Belated Beltane Feast

Oatcakes on a wood table

According to Mother Earth Living, “Ancient Celts ate and drank heartily during their traditional fire festival on the eve of May Day, which celebrated the return of the light half of the year. From the fulachta fiaolha (cooking pits of the Celtic tribes), this feast features organic flavors of the wild, with foods gathered from the seas, the forests, and the meadows.”

Smithsonian tells us about a Beltane cake, which doesn’t sound like as much fun as a king cake—for the person who received this blackened piece as described in the 1922 book The Golden Bough, by Sir James George Frazer:

Towards the close of the entertainment, the person who officiated as master of the feast produced a large cake baked with eggs and scalloped round the edge, called am bonnach bea-tinei.e., the Beltane cake. It was divided into a number of pieces, and distributed in great form to the company. There was one particular piece which whoever got was called cailleach beal-tinei.e., the Beltane carline, a term of great reproach. Upon his being known, part of the company laid hold of him and made a show of putting him into the fire; but the majority interposing, he was rescued. And in some places they laid him flat on the ground, making as if they would quarter him. Afterwards, he was pelted with egg-shells, and retained the odious appellation during the whole year. And while the feast was fresh in people’s memory, they affected to speak of the cailleach beal-tine as dead.
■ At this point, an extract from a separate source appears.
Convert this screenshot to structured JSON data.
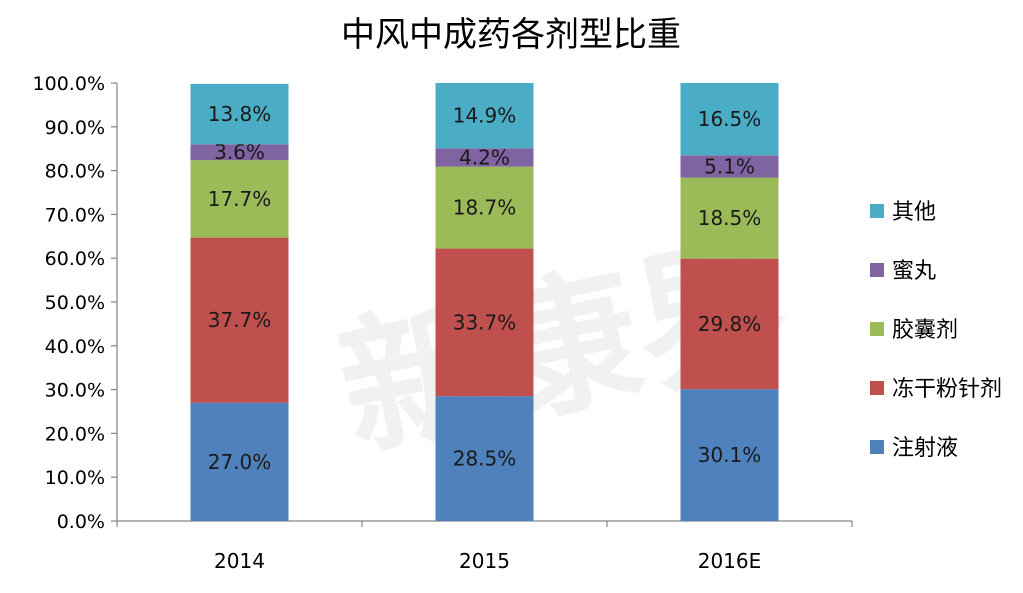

While Beltane is not a Thelemic holiday or feast per se, it seems appropriate to enjoy revelry and celebration honoring sacred sexuality and the return of Spring. Why not feast on some of the recipes here? Some provide an opportunity to forage for native plants as Br. Kim M. has described online recently.

Stephanie

One Comment

  1. Bannocks also show up in a Scottish Bealtain tradition in which the broken bread is thrown beyond the edges of ones property while walking its perimeter as a way of keeping out the less beneficial local spirits who had sway in winter but now must accept their bread as payment to stay away through Summer.